Why Vitamin B3 (Niacin) is Important for Skin Health
Essential for Skin Health
Vitamin B3 (Niacin) plays a critical role in supporting Skin Health through its effects on metabolism, energy production, and cellular function.
Key Benefits
Supports energy production
Additional Support
Improves cholesterol levels
Daily Target for Skin Health
15 mg per day
Adjusted based on Skin Health goals
Best Vitamin B3 (Niacin)-Rich Foods for Skin Health
These foods provide the most Vitamin B3 (Niacin) while supporting your Skin Health goals:
| Rank | Food | Vitamin B3 (Niacin) per 100g | % Daily Value | Skin Health Score |
|---|---|---|---|---|
| 0 | Nutritional Yeast | 56.0 | 373% | |
| 1 | Nutritional Yeast Flakes | 56.0 | 373% | |
| 2 | Beef Liver | 17.5 | 117% | |
| 3 | Tuna (Yellowfin, Fresh) | 11.3 | 75% | |
| 4 | Turkey Breast (Skinless) | 10.1 | 67% | |
| 5 | Mackerel (Atlantic) | 9.1 | 61% | |
| 6 | Venison (Deer, Lean) | 7.6 | 51% | |
| 7 | Lamb (Grass-Fed, Lean) | 6.2 | 41% | |
| 8 | Sardines | 5.2 | 35% | |
| 9 | Oyster Mushrooms | 4.9 | 33% | |
| 10 | Shiitake Mushrooms | 3.9 | 26% | |
| 11 | Brown Rice (Cooked) | 3.0 | 20% | |
| 12 | Spirulina | 0.9 | 6% |
How Much Vitamin B3 (Niacin) Do You Need?
General Population
16 mg (Men)
14 mg (Women)
Sample Daily Meal Plan
Here's how to reach your Vitamin B3 (Niacin) target naturally:
Breakfast
- Nutritional Yeast - 100g (56.0 )
Total: 56
Lunch
- Nutritional Yeast Flakes - 100g (56.0 )
Total: 56
Dinner
- Beef Liver - 100g (17.5 )
Total: 17.5
Snack
- Tuna (Yellowfin, Fresh) - 50g (5.7 )
Total: 5.65
Daily Total: 135 mg (901% of target)
✓ Signs of Adequate Vitamin B3 (Niacin)
- Improved Skin Health performance
- Stable energy levels throughout the day
- Better recovery and overall wellness
- No deficiency symptoms
⚠️ Signs of Vitamin B3 (Niacin) Deficiency
- Fatigue and weakness
- Digestive issues
- Skin problems (pellagra)
- Depression and confusion
- Memory loss
- Headaches
Medical Disclaimer
This information is for educational purposes only and not intended as medical advice.

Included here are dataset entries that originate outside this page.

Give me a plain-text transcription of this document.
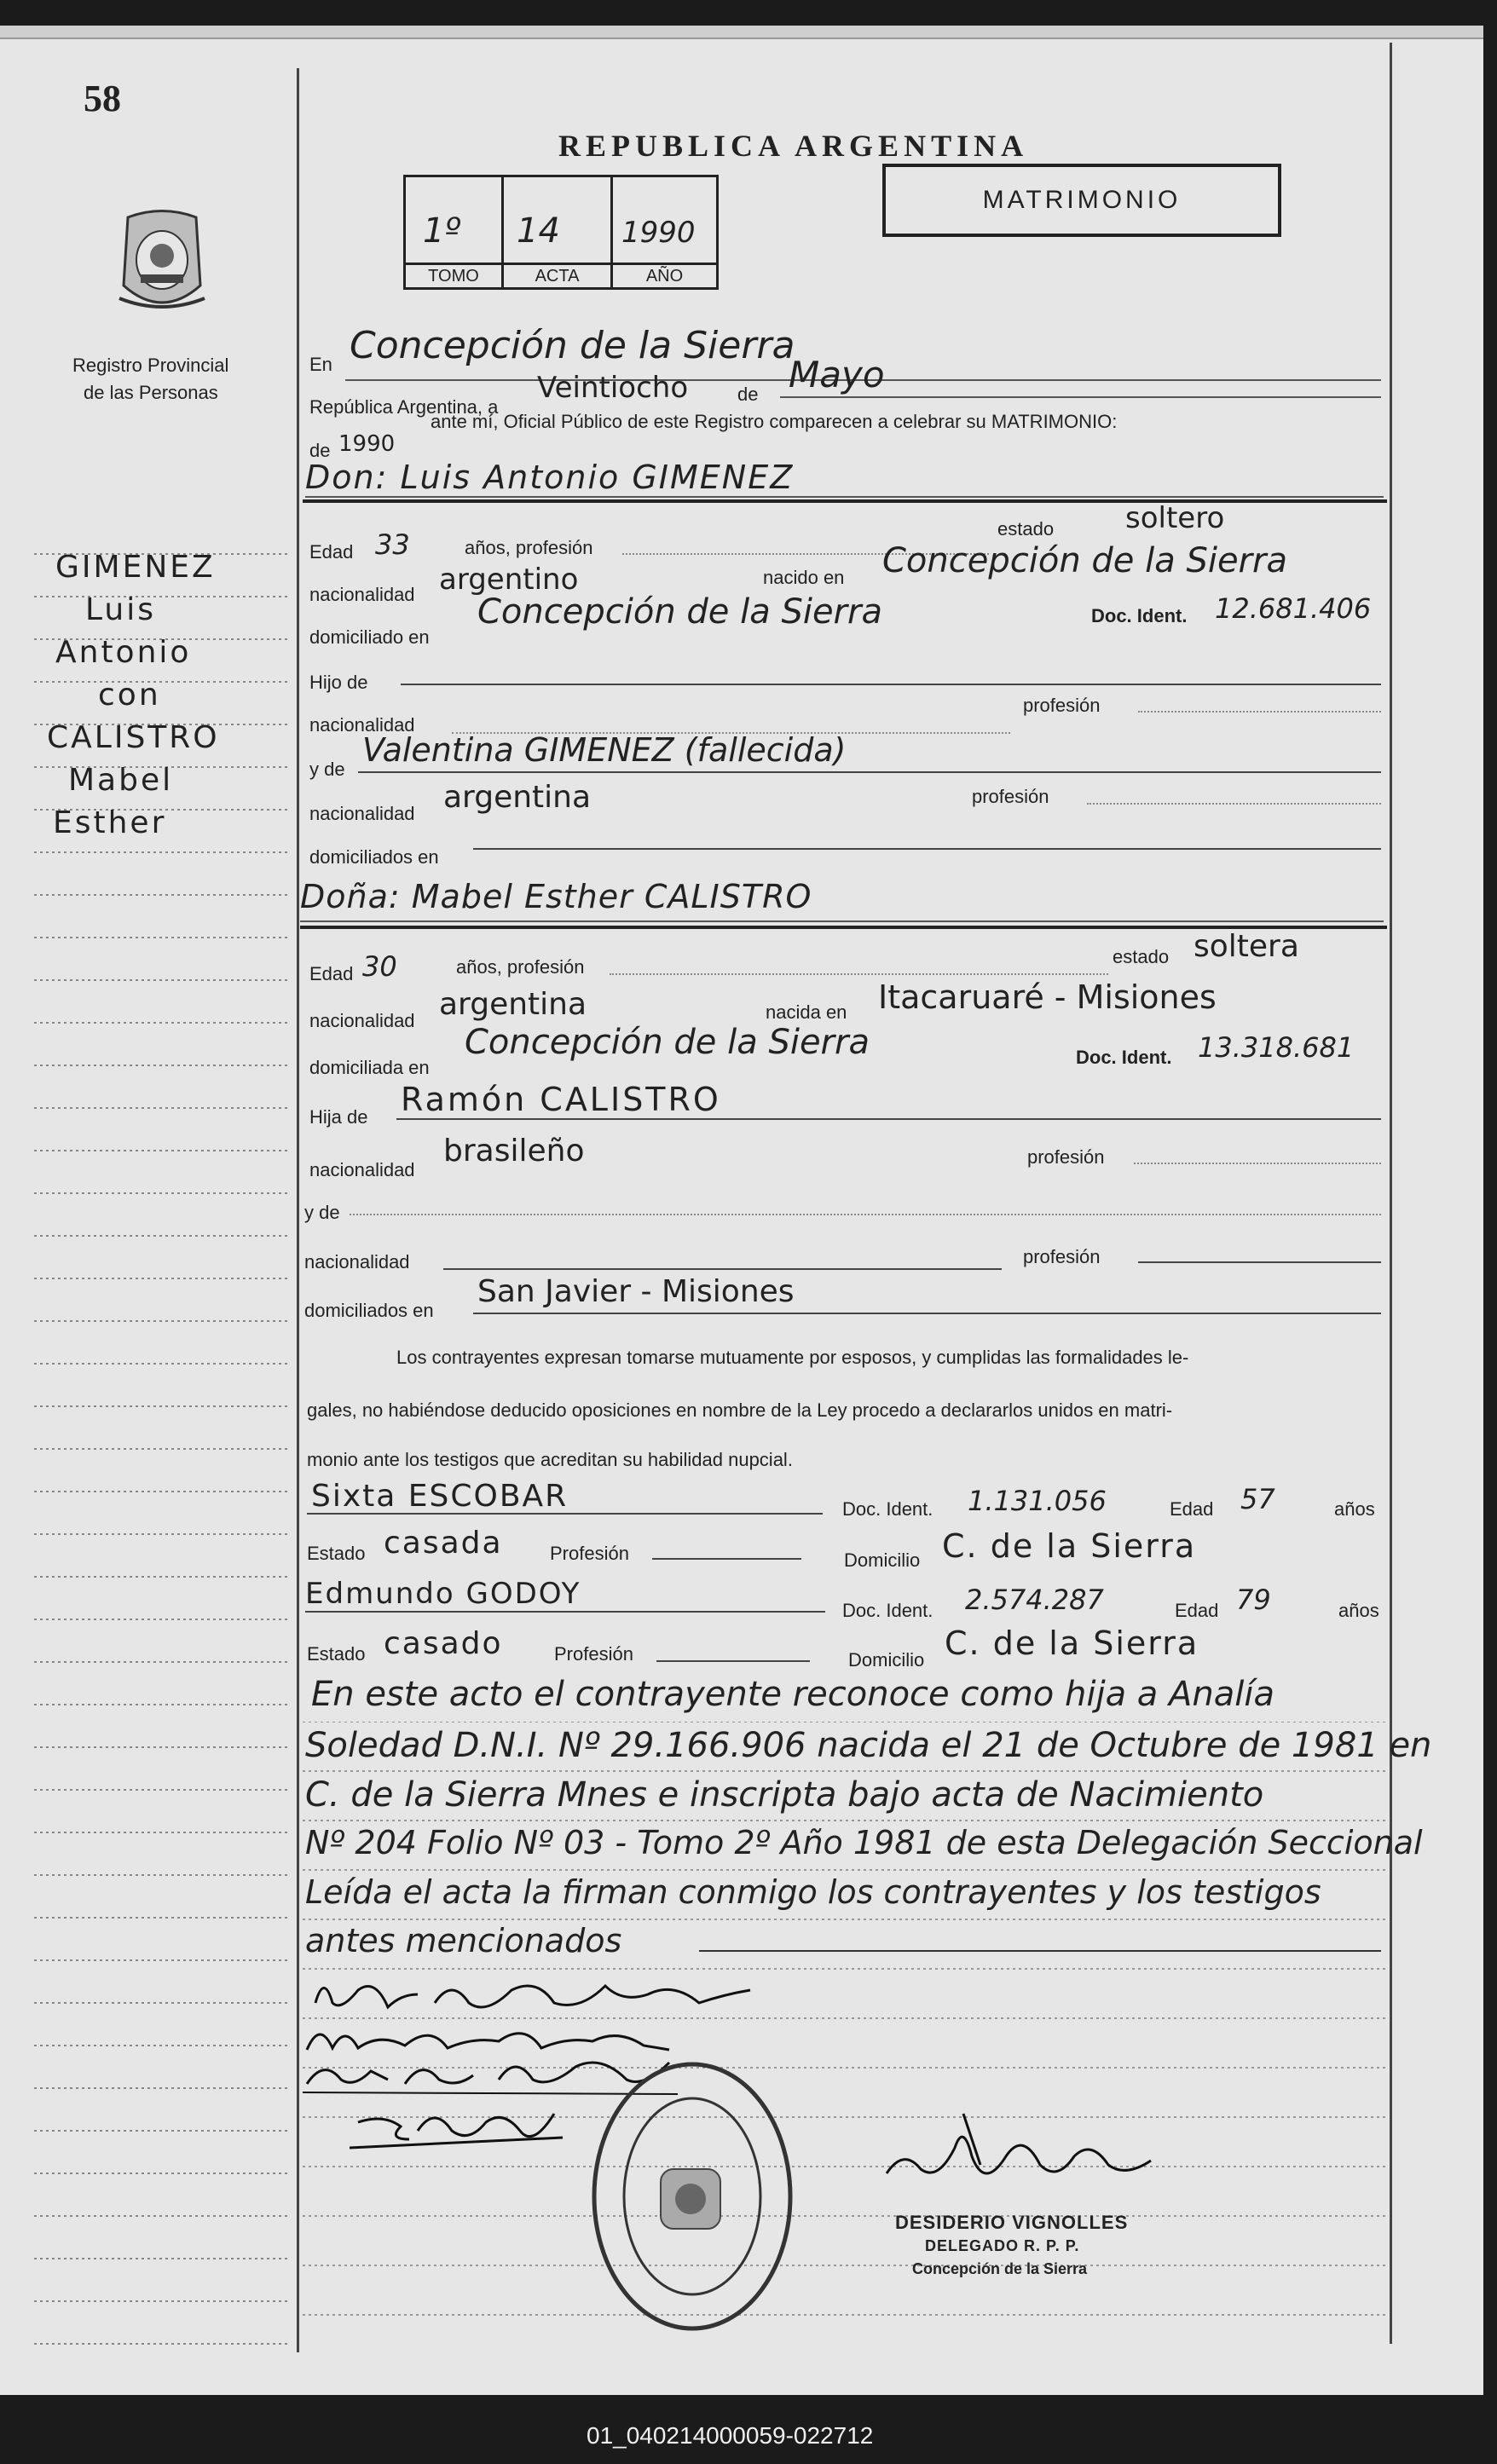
58
Registro Provincial
de las Personas
GIMENEZ
Luis
Antonio
con
CALISTRO
Mabel
Esther
REPUBLICA ARGENTINA
MATRIMONIO
1º
TOMO
14
ACTA
1990
AÑO
En Concepción de la Sierra
República Argentina, a
Veintiocho	de Mayo
de 1990
ante mí, Oficial Público de este Registro comparecen a celebrar su MATRIMONIO:
Don: Luis Antonio GIMENEZ
Edad 33	años, profesión
estado soltero
nacionalidad argentino	nacido en Concepción de la Sierra
domiciliado en
Concepción de la Sierra	Doc. Ident. 12.681.406
Hijo de
nacionalidad
profesión
y de
Valentina GIMENEZ (fallecida)
nacionalidad argentina	profesión
domiciliados en
Doña: Mabel Esther CALISTRO
Edad 30	años, profesión	estado soltera
nacionalidad argentina	nacida en Itacaruaré - Misiones
domiciliada en
Concepción de la Sierra	Doc. Ident. 13.318.681
Hija de Ramón CALISTRO
nacionalidad
brasileño	profesión
y de
nacionalidad	profesión
domiciliados en
San Javier - Misiones
Los contrayentes expresan tomarse mutuamente por esposos, y cumplidas las formalidades le-
gales, no habiéndose deducido oposiciones en nombre de la Ley procedo a declararlos unidos en matri-
monio ante los testigos que acreditan su habilidad nupcial.
Sixta ESCOBAR	Doc. Ident. 1.131.056	Edad 57	años
Estado casada	Profesión	Domicilio C. de la Sierra
Edmundo GODOY	Doc. Ident. 2.574.287	Edad 79	años
Estado casado	Profesión	Domicilio C. de la Sierra
En este acto el contrayente reconoce como hija a Analía
Soledad D.N.I. Nº 29.166.906 nacida el 21 de Octubre de 1981 en
C. de la Sierra Mnes e inscripta bajo acta de Nacimiento
Nº 204 Folio Nº 03 - Tomo 2º Año 1981 de esta Delegación Seccional
Leída el acta la firman conmigo los contrayentes y los testigos
antes mencionados
DESIDERIO VIGNOLLES
DELEGADO R. P. P.
Concepción de la Sierra
01_040214000059-022712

Nutritional needs vary based on individual health conditions, medications, and lifestyle factors. Before making significant dietary changes or starting supplementation, consult with a qualified healthcare provider or registered dietitian who can provide personalized recommendations based on your specific situation.